The outage affected approximately 29.4 million interconnected VoIP users and approximately 2.3 million wireless users. The full tally of calls that failed to go through exceeded 111 million. “This nationwide outage was the largest ever reported in NORS,” the FCC said.

The FCC report said Level 3 subsequently adopted measures to prevent a recurrence of the problem—measures in accord with best practices, the FCC drily noted, the Communications Security, Reliability and Interoperability Council had adopted five years earlier.

The Level 3 network disruption was on Oct. 4. On Oct. 21, the U.S. experienced what at the time was one of the worst disruptions of the internet ever, one that made many prominent websites grind nearly to a halt for hours, particularly on the East Coast but elsewhere as well.
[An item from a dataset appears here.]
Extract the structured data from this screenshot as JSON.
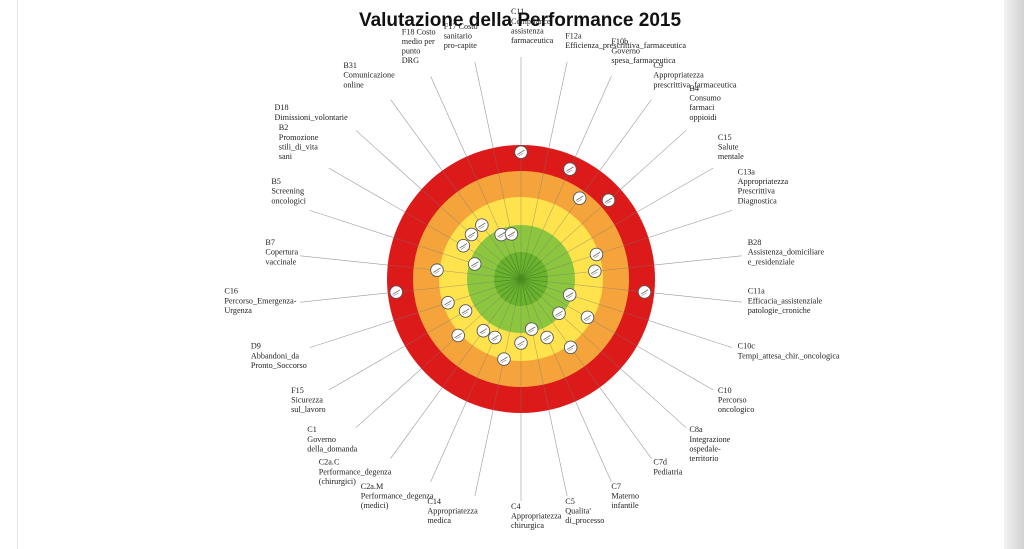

The cause was a series of distributed denial-of-service (DDoS) attacks, together the largest to that date, all in an onslaught against Dyn.

Some immediately accused Level 3 of being the culprit behind that outage as well. In fact, the company had nothing to do with the attack on Dyn, but the accusations did expose how Level 3’s reputation had been compromised.

But then, Level 3 hasn’t helped resuscitate its image much either. About a year later, on Nov. 7, 2017, Level 3 experienced yet another outage, this one of backhaul systems that caused a disruption in service to customers of Comcast, Charter, Cox Communications and Verizon, among other service providers.

CenturyLink bought Level 3 at the end of 2016.